The weather was still pretty iffy at this point, perhaps marginal at best, but General Eisenhower, known by all as "Ike", knew he couldn’t keep his troops cramped up and itching to go any longer without it impacting morale in a bad way. He gave the go ahead and every ship available was put into service to ferry the soldiers to Normandy, the actual target, while the German commander, Erwin Rommel, was on leave in Berlin.

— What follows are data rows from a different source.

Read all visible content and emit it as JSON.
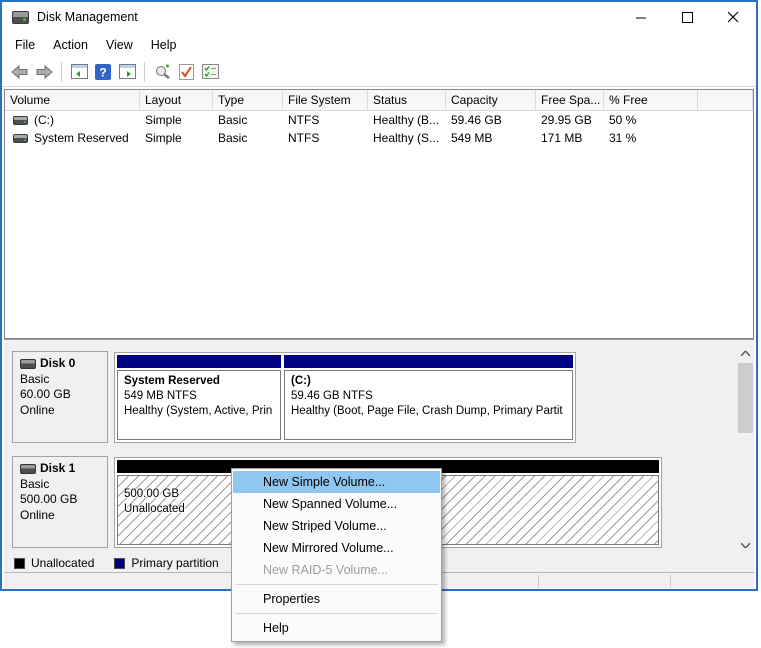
{
  "window": {
    "title": "Disk Management",
    "controls": [
      "minimize",
      "maximize",
      "close"
    ]
  },
  "menubar": {
    "items": [
      "File",
      "Action",
      "View",
      "Help"
    ]
  },
  "toolbar": {
    "icons": [
      "back",
      "forward",
      "console-tree",
      "help",
      "action-pane",
      "rescan-disks",
      "check-disk",
      "task-list"
    ]
  },
  "volume_list": {
    "columns": [
      "Volume",
      "Layout",
      "Type",
      "File System",
      "Status",
      "Capacity",
      "Free Spa...",
      "% Free"
    ],
    "rows": [
      {
        "volume": "(C:)",
        "layout": "Simple",
        "type": "Basic",
        "fs": "NTFS",
        "status": "Healthy (B...",
        "capacity": "59.46 GB",
        "free": "29.95 GB",
        "pct": "50 %"
      },
      {
        "volume": "System Reserved",
        "layout": "Simple",
        "type": "Basic",
        "fs": "NTFS",
        "status": "Healthy (S...",
        "capacity": "549 MB",
        "free": "171 MB",
        "pct": "31 %"
      }
    ]
  },
  "disks": [
    {
      "name": "Disk 0",
      "type": "Basic",
      "size": "60.00 GB",
      "status": "Online",
      "partitions": [
        {
          "title": "System Reserved",
          "line2": "549 MB NTFS",
          "line3": "Healthy (System, Active, Prin"
        },
        {
          "title": "(C:)",
          "line2": "59.46 GB NTFS",
          "line3": "Healthy (Boot, Page File, Crash Dump, Primary Partit"
        }
      ]
    },
    {
      "name": "Disk 1",
      "type": "Basic",
      "size": "500.00 GB",
      "status": "Online",
      "partitions": [
        {
          "title": "",
          "line2": "500.00 GB",
          "line3": "Unallocated"
        }
      ]
    }
  ],
  "legend": [
    {
      "label": "Unallocated",
      "color": "#000000"
    },
    {
      "label": "Primary partition",
      "color": "#000082"
    }
  ],
  "context_menu": {
    "items": [
      {
        "label": "New Simple Volume...",
        "state": "highlighted"
      },
      {
        "label": "New Spanned Volume...",
        "state": "normal"
      },
      {
        "label": "New Striped Volume...",
        "state": "normal"
      },
      {
        "label": "New Mirrored Volume...",
        "state": "normal"
      },
      {
        "label": "New RAID-5 Volume...",
        "state": "disabled"
      },
      {
        "type": "separator"
      },
      {
        "label": "Properties",
        "state": "normal"
      },
      {
        "type": "separator"
      },
      {
        "label": "Help",
        "state": "normal"
      }
    ]
  },
  "colors": {
    "window_border": "#2a70c8",
    "primary_partition": "#000082",
    "unallocated": "#000000",
    "menu_highlight": "#8fc7f0"
  }
}
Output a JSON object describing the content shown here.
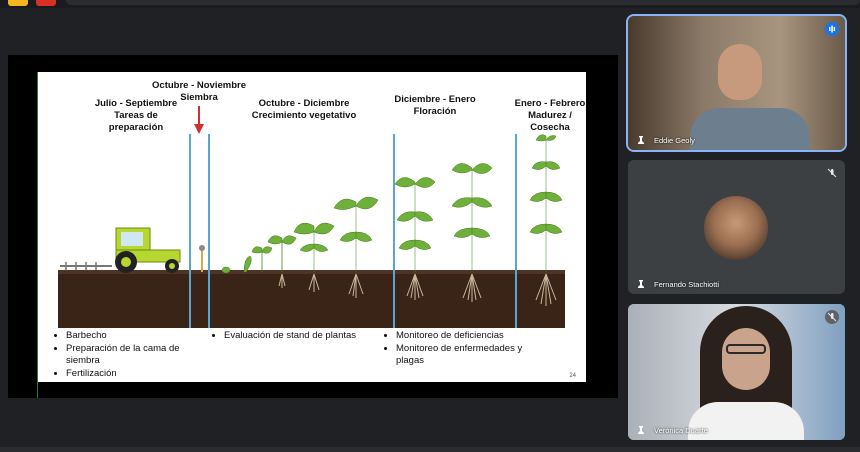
{
  "slide": {
    "phases": [
      {
        "id": "jul-sep",
        "lines": [
          "Julio - Septiembre",
          "Tareas de",
          "preparación"
        ]
      },
      {
        "id": "oct-nov",
        "lines": [
          "Octubre - Noviembre",
          "Siembra"
        ]
      },
      {
        "id": "oct-dic",
        "lines": [
          "Octubre - Diciembre",
          "Crecimiento vegetativo"
        ]
      },
      {
        "id": "dic-ene",
        "lines": [
          "Diciembre - Enero",
          "Floración"
        ]
      },
      {
        "id": "ene-feb",
        "lines": [
          "Enero - Febrero",
          "Madurez /",
          "Cosecha"
        ]
      }
    ],
    "bullets_prep": [
      "Barbecho",
      "Preparación de la cama de siembra",
      "Fertilización"
    ],
    "bullets_veg": [
      "Evaluación de stand de plantas"
    ],
    "bullets_flor": [
      "Monitoreo de deficiencias",
      "Monitoreo de enfermedades y plagas"
    ],
    "page_number": "24"
  },
  "participants": [
    {
      "name": "Eddie Geoly",
      "speaking": true
    },
    {
      "name": "Fernando Stachiotti",
      "speaking": false,
      "muted": true
    },
    {
      "name": "Verónica Duarte",
      "speaking": false,
      "muted": true
    }
  ],
  "icons": {
    "pin": "pin-icon",
    "mic_off": "mic-off-icon",
    "speaking": "speaking-indicator-icon"
  },
  "colors": {
    "accent": "#8ab4f8",
    "speaking_badge": "#1a73e8",
    "timeline_line": "#5aa6d1",
    "arrow": "#d32f2f",
    "tractor": "#b7d630"
  }
}
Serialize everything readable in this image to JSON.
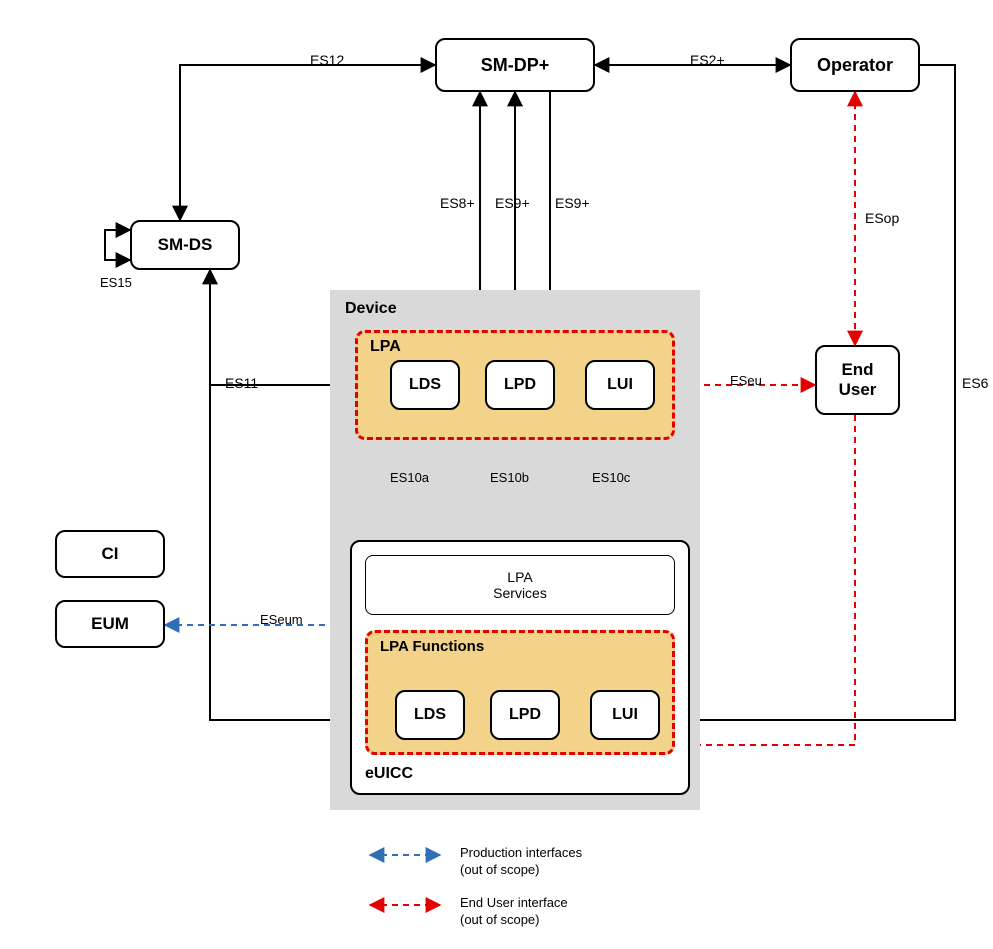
{
  "diagram": {
    "nodes": {
      "sm_dp": "SM-DP+",
      "operator": "Operator",
      "sm_ds": "SM-DS",
      "end_user": "End\nUser",
      "ci": "CI",
      "eum": "EUM",
      "lds1": "LDS",
      "lpd1": "LPD",
      "lui1": "LUI",
      "lpa_services": "LPA\nServices",
      "lds2": "LDS",
      "lpd2": "LPD",
      "lui2": "LUI"
    },
    "groups": {
      "device": "Device",
      "lpa": "LPA",
      "lpa_functions": "LPA Functions",
      "euicc": "eUICC"
    },
    "edges": {
      "es12": "ES12",
      "es2p": "ES2+",
      "es8p": "ES8+",
      "es9p_a": "ES9+",
      "es9p_b": "ES9+",
      "esop": "ESop",
      "es15": "ES15",
      "es11": "ES11",
      "eseu": "ESeu",
      "es10a": "ES10a",
      "es10b": "ES10b",
      "es10c": "ES10c",
      "eseum": "ESeum",
      "es6": "ES6"
    },
    "legend": {
      "production": "Production interfaces\n(out of scope)",
      "end_user": "End User interface\n(out of scope)"
    }
  }
}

German sentries on duty and in the concrete pillboxes built above the cliffs looked out into the misty coastal morning on June 6th and couldn’t believe what they saw. Out of the fog came hundreds of watercraft of every conceivable kind while the off shore ship batteries opened fire with a vengeance. And we all know the rest of the story.
It was tough getting through the surf, the barriers and then to the base of the cliffs. Many died exiting the landing craft, others on the beach, but the grit and determination of American, British and Canadian fighters was ultimately successful on what has been called “The Longest Day”, June 6, 1944. Once over the top, the Germans quickly withdrew to the rear to reorganize and reorganize they did. But the push into Normandy was the beginning of the end although a long and bloody eleven months of battle ensued until the Reich was destroyed and surrendered in May 1945. And the Pacific war continued until August, ultimately requiring the unleashed power of two atomic bombs to finally convince Japan to unconditionally surrender.
Three days in history, three days which ultimately led to freedom for many who had been under the yoke of tyranny at the cost of many lives. And all Americans should remember what they did. It’s just a shame that we no longer teach about it. It was almost impossible to find any mention of it this week in either print or television news. How sad. This should be a time we never forget, vowing to remain strong and ready to fight when we must, but always seeking every other alternative to war where possible.
God bless America and may she ever stay free.